Hiscoe acknowledges he is not awakening from a golden age; the trend to corporatized higher education was already entrenched when he had his apprenticeship toiling as an underpaid adjunct before finally landing a coveted tenure-track job. But the problems he witnessed in the academy are even worse now. And I can't help but notice that this situation has exactly the same timeline as the so-called "serials crisis," which we all know is not just about serials; it's about the commodification of knowledge that in the good old days was created to be shared. We no longer create knowledge for the common good and to advance our understanding of the world. We create it as grist for the corporate mill, and it's getting pretty dark and Satanic, that mill.

Toward unfettered sharing of knowledge
So I'm left pondering the question of how we get out of this situation, and how to sustain that excitement and energy we see in students and pass that light along to our exhausted, discouraged colleagues. As my mind does its hopscotch act, I remember Thomas Jefferson's argument against treating knowledge as just so much property:

He who receives an idea from me, receives instruction himself without lessening mine; as he who lights his taper at mine, receives light without darkening me. That ideas should freely spread from one to another over the globe, for the moral and mutual instruction of man, and improvement of his condition, seems to have been peculiarly and benevolently designed by nature, when she made them, like fire, expansible over all space, without lessening their density in any point, and like the air in which we breathe, move, and have our physical being, incapable of confinement or exclusive appropriation.

However we solve the twin crises of scholarly communication and the damaging effects on all of higher learning caused by the corporatization of the university, libraries can be a source of light, a light we need to share. We need to rekindle in our faculty and administrators—and in our taxpayers and legislators—a faith that knowledge can do more good when it's freely available than when it's hoarded as property.
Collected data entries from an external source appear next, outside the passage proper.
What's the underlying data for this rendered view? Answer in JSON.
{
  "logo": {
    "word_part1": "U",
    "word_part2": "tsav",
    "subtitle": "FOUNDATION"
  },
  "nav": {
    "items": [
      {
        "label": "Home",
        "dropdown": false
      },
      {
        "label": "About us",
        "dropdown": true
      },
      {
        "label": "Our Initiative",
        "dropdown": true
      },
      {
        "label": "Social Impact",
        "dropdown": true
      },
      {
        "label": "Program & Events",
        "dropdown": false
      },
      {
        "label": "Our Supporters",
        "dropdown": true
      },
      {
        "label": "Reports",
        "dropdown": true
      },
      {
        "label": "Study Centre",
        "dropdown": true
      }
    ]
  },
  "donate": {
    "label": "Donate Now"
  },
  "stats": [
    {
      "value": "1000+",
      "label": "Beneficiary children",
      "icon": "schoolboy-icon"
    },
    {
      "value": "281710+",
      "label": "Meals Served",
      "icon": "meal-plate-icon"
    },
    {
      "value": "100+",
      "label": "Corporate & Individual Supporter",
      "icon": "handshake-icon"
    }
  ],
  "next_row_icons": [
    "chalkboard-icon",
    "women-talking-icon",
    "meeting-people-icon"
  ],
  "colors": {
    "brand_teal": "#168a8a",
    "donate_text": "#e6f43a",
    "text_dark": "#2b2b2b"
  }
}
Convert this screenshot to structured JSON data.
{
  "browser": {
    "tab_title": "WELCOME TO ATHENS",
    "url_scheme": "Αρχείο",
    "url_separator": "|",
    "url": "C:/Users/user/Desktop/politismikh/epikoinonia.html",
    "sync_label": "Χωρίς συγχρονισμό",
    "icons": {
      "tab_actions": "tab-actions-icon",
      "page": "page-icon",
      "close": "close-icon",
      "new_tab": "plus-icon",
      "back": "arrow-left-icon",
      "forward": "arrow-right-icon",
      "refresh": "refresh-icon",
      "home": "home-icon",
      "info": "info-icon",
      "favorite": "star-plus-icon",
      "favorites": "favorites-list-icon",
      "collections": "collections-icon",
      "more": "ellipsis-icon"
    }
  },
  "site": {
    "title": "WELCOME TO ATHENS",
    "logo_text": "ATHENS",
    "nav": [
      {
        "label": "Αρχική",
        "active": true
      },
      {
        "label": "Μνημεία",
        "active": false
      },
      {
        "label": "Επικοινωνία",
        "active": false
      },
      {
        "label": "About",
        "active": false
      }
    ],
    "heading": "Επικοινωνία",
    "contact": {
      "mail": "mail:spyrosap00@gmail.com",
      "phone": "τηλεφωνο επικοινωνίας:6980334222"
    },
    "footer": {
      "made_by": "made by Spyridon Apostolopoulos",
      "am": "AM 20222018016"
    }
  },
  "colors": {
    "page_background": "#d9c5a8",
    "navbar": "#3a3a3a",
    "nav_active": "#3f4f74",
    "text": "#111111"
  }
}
Around the same time that Hiscoe's essay was published, a representative of the Association of American Publishers appeared before Congress, reassuring legislators once again that there is no crisis in scholarly communication, that by adopting rules that would make federally funded research free to the public that funds it would be the ruination of peer review and accuracy in research, and could even endanger national security because American research could fall into the hands of foreign nations. (I am not making this up; read it for yourself.)

If anyone needs the skills of critical information literacy, it's decision makers like those in Congress listening to that kind of testimony, packed with misinformation and baseless scare tactics. I'm not sure we can do much about politicians, given the corrupting influence of money in the campaign system, but we need to ensure that more people in a metaphorical sense, if not in reality, visit the library to see in action the value of the unfettered sharing of knowledge. It's too important to let that fire go out.